FEATURED PANELISTS
DEMOND MELANCON (1978 – )is a multidisciplinary contemporary artist and performer with extensive roots in the Black Masking culture of New Orleans. With a career spanning almost three decades, Melancon is well-known for his meticulous hand-sewn beadwork used to create massive Mardi Gras Indian suits which are composed of intricately beaded patches depicting actual and imagined events from African and American history. His complex and multidimensional portrayals draw inspiration from indigenous people in America, enslaved Africans, and inspirational leaders from history. His work draws from a broad variety of stylistic influences, features imagery rich with symbolism and meaning, addresses stereotypical representations of black people, and tells powerful stories from his experience of the African diaspora.
Melancon was born in 1978 and grew up in the Lower Ninth Ward of New Orleans. He was initially taught by a prolific Mardi Gras Indian elder named Big Chief Ferdinand Bigard. Melancon went on to study under Nathanial Williams in connection with a 1993 Louisiana Folklife Apprenticeship Grant. Melancon joined the Seminole Hunters and masked as a Spy Boy for over 15 years under Big Chief Keitoe Jones. In 2012 the elders of the Mardi Gras Indian community declared that Melancon would then be known as Big Chief Demond Melancon of the Young Seminole Hunters, his very own tribe based in the Lower Ninth Ward of New Orleans.

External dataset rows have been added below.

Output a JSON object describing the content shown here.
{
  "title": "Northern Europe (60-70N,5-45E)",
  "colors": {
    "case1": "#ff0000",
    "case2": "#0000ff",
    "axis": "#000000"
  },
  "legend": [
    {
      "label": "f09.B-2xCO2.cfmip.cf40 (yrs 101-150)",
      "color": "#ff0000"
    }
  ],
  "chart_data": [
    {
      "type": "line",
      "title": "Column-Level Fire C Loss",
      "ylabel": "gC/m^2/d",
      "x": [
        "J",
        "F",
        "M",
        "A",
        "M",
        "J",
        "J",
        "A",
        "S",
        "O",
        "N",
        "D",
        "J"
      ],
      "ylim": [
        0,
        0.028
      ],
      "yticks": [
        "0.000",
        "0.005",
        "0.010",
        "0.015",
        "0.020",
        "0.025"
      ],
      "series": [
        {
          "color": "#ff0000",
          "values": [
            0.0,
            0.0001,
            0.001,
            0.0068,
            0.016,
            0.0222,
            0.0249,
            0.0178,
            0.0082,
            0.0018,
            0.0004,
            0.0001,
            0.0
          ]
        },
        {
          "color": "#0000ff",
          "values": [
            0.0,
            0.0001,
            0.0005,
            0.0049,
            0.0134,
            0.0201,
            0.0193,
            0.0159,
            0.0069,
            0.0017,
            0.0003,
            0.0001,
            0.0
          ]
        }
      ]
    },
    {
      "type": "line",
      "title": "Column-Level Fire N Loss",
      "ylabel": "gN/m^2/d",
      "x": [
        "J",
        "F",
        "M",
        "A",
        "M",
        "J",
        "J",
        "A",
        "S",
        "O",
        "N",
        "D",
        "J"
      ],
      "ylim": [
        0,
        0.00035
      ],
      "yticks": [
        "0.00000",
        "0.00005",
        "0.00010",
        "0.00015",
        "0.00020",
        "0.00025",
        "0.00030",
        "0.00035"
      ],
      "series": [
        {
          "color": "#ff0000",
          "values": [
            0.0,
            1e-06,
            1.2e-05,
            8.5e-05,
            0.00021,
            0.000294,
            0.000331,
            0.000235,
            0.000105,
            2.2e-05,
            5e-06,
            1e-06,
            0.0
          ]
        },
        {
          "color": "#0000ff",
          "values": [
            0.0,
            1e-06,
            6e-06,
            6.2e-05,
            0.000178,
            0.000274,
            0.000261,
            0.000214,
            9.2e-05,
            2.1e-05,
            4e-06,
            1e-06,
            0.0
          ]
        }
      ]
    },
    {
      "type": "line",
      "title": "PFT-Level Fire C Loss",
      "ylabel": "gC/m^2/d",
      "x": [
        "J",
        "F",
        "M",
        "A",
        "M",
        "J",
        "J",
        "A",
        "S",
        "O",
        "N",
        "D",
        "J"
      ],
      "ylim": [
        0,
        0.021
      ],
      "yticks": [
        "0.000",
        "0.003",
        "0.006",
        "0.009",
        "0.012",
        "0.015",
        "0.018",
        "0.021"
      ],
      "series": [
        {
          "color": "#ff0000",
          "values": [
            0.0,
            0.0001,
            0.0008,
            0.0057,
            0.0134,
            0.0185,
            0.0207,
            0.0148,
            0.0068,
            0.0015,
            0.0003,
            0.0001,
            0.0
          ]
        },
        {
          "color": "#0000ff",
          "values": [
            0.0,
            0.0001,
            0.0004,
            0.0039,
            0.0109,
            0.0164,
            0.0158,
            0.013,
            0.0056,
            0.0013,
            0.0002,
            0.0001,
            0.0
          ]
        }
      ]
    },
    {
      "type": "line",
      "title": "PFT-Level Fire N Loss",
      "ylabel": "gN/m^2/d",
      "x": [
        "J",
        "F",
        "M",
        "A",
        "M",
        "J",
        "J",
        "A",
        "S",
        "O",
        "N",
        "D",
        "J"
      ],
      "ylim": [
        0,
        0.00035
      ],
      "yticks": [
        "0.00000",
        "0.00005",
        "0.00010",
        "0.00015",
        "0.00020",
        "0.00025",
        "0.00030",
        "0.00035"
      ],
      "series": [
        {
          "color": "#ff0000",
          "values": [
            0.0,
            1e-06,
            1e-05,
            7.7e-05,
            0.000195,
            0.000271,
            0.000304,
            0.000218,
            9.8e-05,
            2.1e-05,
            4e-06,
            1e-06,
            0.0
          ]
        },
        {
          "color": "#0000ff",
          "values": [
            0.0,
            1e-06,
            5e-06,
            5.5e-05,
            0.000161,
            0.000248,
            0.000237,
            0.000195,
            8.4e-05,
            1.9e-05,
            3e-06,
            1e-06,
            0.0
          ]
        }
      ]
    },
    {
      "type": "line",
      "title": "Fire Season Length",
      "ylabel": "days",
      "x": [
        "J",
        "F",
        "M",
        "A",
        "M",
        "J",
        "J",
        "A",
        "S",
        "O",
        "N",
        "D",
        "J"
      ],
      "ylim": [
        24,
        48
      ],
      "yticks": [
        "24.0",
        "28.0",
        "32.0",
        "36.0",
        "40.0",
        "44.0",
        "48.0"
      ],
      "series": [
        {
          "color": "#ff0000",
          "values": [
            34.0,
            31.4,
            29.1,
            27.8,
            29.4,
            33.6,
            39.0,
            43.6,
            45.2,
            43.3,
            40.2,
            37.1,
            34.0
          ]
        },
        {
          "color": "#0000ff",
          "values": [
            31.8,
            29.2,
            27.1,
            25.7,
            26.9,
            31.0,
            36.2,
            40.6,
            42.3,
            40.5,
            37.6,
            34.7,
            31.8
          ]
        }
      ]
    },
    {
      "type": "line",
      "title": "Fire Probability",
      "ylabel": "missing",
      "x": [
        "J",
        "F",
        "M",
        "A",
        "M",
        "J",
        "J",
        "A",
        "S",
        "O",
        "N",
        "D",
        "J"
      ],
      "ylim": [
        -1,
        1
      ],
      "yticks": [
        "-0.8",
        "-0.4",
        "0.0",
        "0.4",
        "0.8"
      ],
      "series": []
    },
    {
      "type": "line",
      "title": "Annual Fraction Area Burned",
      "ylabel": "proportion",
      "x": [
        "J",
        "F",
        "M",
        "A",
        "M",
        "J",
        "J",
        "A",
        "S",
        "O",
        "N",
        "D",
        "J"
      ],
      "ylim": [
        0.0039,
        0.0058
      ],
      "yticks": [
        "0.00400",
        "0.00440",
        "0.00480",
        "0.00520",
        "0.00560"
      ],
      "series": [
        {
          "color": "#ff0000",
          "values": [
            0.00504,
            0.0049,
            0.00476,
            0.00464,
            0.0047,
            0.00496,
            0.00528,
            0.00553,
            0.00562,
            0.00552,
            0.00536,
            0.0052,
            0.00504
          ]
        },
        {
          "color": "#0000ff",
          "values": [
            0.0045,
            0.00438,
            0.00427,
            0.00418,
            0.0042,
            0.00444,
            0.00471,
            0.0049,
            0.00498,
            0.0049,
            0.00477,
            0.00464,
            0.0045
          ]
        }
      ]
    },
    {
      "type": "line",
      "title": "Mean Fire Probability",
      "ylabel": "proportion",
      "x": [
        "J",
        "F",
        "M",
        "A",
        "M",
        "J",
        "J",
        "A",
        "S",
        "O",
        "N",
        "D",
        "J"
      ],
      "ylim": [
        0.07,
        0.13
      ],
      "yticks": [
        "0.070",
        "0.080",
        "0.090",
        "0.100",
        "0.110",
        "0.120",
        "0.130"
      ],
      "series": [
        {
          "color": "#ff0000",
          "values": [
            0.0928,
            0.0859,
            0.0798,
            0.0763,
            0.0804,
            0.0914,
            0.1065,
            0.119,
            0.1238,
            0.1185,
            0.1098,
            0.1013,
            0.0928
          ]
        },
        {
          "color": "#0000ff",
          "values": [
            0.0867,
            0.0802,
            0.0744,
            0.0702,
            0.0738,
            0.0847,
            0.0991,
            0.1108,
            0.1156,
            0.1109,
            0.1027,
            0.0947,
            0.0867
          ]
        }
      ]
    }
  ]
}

DARRYL MONTANA is the Chief of the Yellow Pocahontas Hunters Black Masking Indian Tribe. According to the Chief, the New Orleans indigenous Black Indian movement of “masking Indian” on Carnival Day began in the late 1800’s in the Montana family. Hailing from a prominent family of Black Masking Indians and son of the Chief of Chiefs Allison “Big Chief Tootie” Montana, he uses sequins, beads, pearls, marabou, feathers and stones to create multi-dimensional Mardi Gras costumes for each year’s carnival in New Orleans. The techniques and use of materials have been passed down to him from his father. He began learning how to string beads at age six and made his first suit when he was eleven using a used vinyl raincoat as his canvas. His suits can take up to 5,000 hours to complete and they are created in response to themes like metamorphosis and evolution. He says that on Carnival day, “he is in full regalia representing a culture that unites the community around the tradition of masking and simply being the prettiest.” In addition to creating these massive pieces, Montana passes his techniques on to children and teaches them how to construct sculptural costumes. Montana’s work is in the public collections of the International Folk Art Museum and the Joan Mitchell Foundation and private collections of the late John Scott, Diego Cortez, Ron Bechet, and Mapo Kinnord-Payton, to name a few.
PANEL MODERATOR
JOSHUA GUILD is Associate Professor of History and African American Studies at Princeton University. He specializes in twentieth-century African American social and cultural history, urban history, and the making of the modern African diaspora, with particular interests in migration, black internationalism, black popular music, and the black radical tradition. A graduate of Wesleyan University, where he was a Mellon Mays Undergraduate Fellow, he received his PhD in History and African American Studies from Yale. His research has been supported by fellowships and awards from a number of institutions, including the Andrew W. Mellon Foundation, the Ford Foundation, the Woodrow Wilson National Fellowship Foundation, and Harvard University’s Charles Warren Center for Studies in American History. In 2012, he was a fellow at Harvard’s W.E.B. Du Bois Institute of African and African American Research.
Guild is currently completing his first book, In the Shadows of the Metropolis: Cultural Politics and Black Communities in Postwar New York and London, which will be published by Oxford University Press. The book examines African-American and Afro-Caribbean migration and community formation in central Brooklyn and west London from the 1930s through the 1970s. He has published or has forthcoming essays on topics ranging from the pioneering Brooklyn politician Shirley Chisholm, the politics of calypso in the age of decolonization and civil rights, and Black Power in diasporic perspective. His next book project, tentatively entitled The City Lives in You: The Black Freedom Struggle and the Futures of New Orleans, will focus on struggles for racial and economic justice in New Orleans from the mid-20th century black freedom movement through the aftermath of Hurricane Katrina and the BP oil disaster.
Professor Guild’s interests in digital humanities, new media, and public engagement are reflected in the 2014-15 African American Studies Faculty-Graduate Seminar that he organized, “Black Studies in the Digital Age.” He serves on the Executive Committee of Princeton’s Center for Digital Humanities. He is also an Associated Faculty member in the Program in Urban Studies.